Inside your NodeJS app you’ll have an environment variable (which is inside the root of your app folder as an .env file). This file stores critical info like the connection string which includes username and password to connect to your database such as MongoDB. It can also include other security info like JWT token numbers.
Since the .env file contains sensitive information, if pushed to a public repository (like GitHub), this data can be accessed by anyone, leading to security vulnerabilities like unauthorized access to services or breaches. That’s why you should never push .env remotely to the database.
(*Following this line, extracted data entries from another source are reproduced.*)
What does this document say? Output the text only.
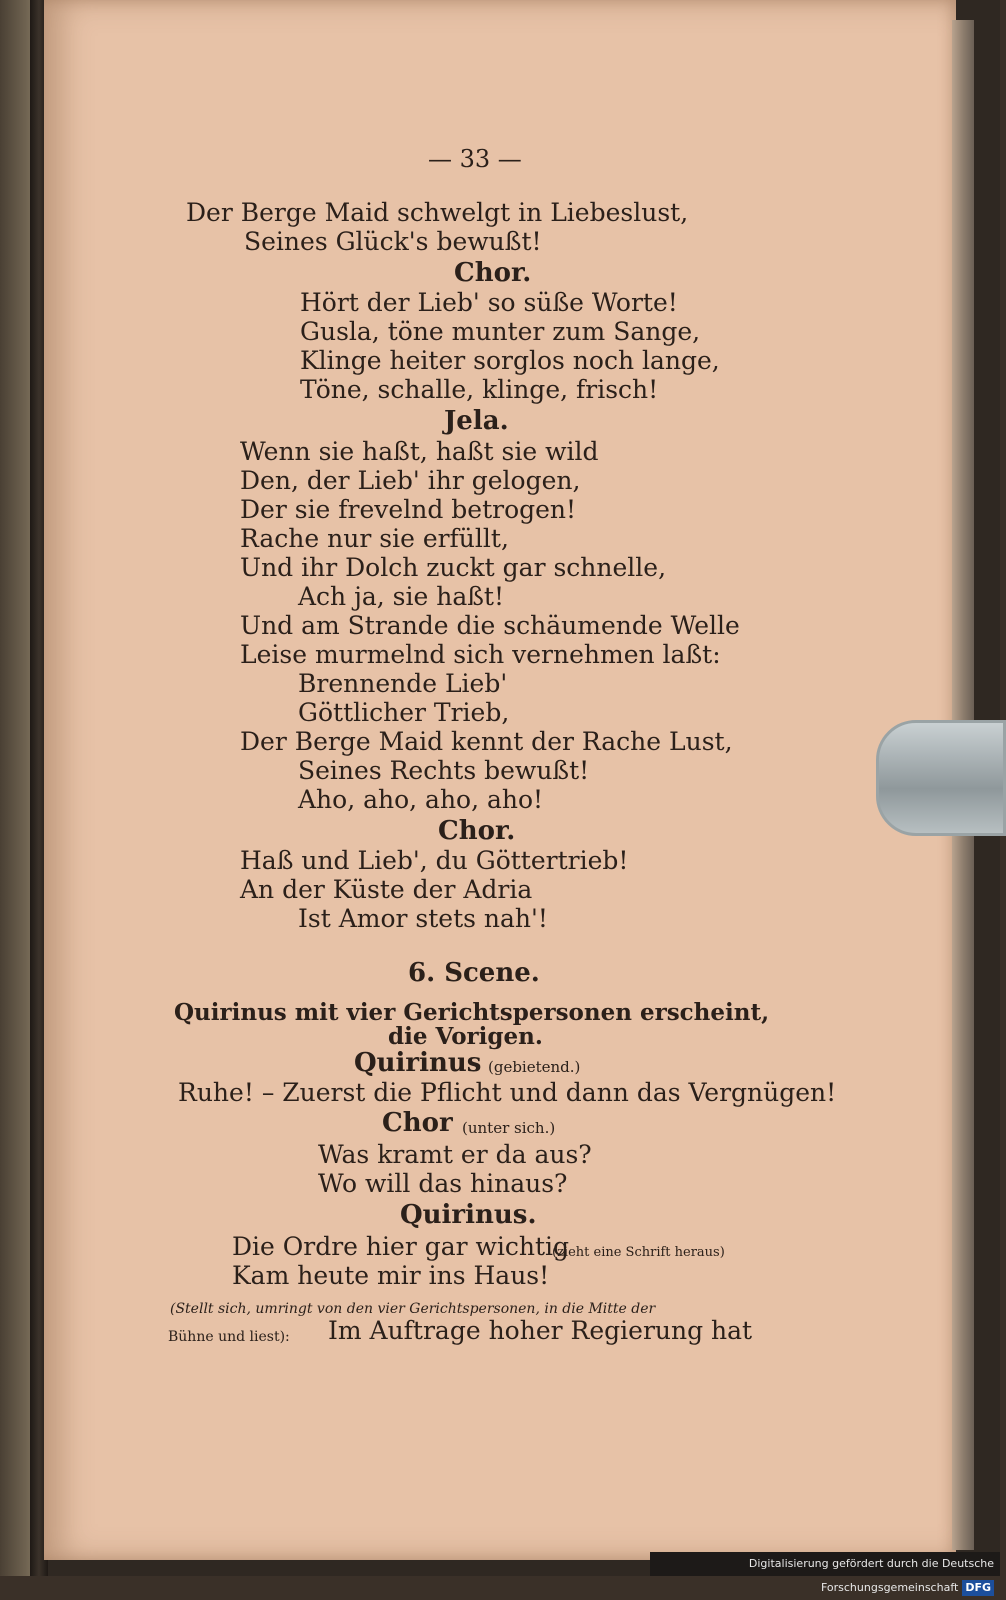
— 33 —
Der Berge Maid schwelgt in Liebeslust,
Seines Glück's bewußt!
Chor.
Hört der Lieb' so süße Worte!
Gusla, töne munter zum Sange,
Klinge heiter sorglos noch lange,
Töne, schalle, klinge, frisch!
Jela.
Wenn sie haßt, haßt sie wild
Den, der Lieb' ihr gelogen,
Der sie frevelnd betrogen!
Rache nur sie erfüllt,
Und ihr Dolch zuckt gar schnelle,
Ach ja, sie haßt!
Und am Strande die schäumende Welle
Leise murmelnd sich vernehmen laßt:
Brennende Lieb'
Göttlicher Trieb,
Der Berge Maid kennt der Rache Lust,
Seines Rechts bewußt!
Aho, aho, aho, aho!
Chor.
Haß und Lieb', du Göttertrieb!
An der Küste der Adria
Ist Amor stets nah'!
6. Scene.
Quirinus mit vier Gerichtspersonen erscheint,
die Vorigen.
Quirinus (gebietend.)
Ruhe! – Zuerst die Pflicht und dann das Vergnügen!
Chor (unter sich.)
Was kramt er da aus?
Wo will das hinaus?
Quirinus.
Die Ordre hier gar wichtig
(zieht eine Schrift heraus)
Kam heute mir ins Haus!
(Stellt sich, umringt von den vier Gerichtspersonen, in die Mitte der
Bühne und liest): Im Auftrage hoher Regierung hat
Digitalisierung gefördert durch die Deutsche Forschungsgemeinschaft DFG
So, how do you prevent the .env file from being pushed?
Use a .gitignore file :- This file tells Git to ignore certain files or directories when committing changes to the repository. Here are the steps :
- Create a .gitignore file in the root of your project
- Add the following line :
.env- Save the file. Git will now ignore .env for your future commits
If I don’t push the .env file, how do I configure and make my website or app go live?
Instead of sharing .env files, you can configure environment variables directly on your server or deployment platform (e.g., AWS, Vercel, Heroku). If your teammates need the file, share it securely via tools like encrypted messaging or a secure file-sharing platform. Even better, share it via USB Flash Drive by physically carrying it to your office or workplace to hand it over to the designated person.
You can also consider using tools like AWS Secrets Manager, Azure Key Vault, or HashiCorp Vault for managing secrets in a secure manner.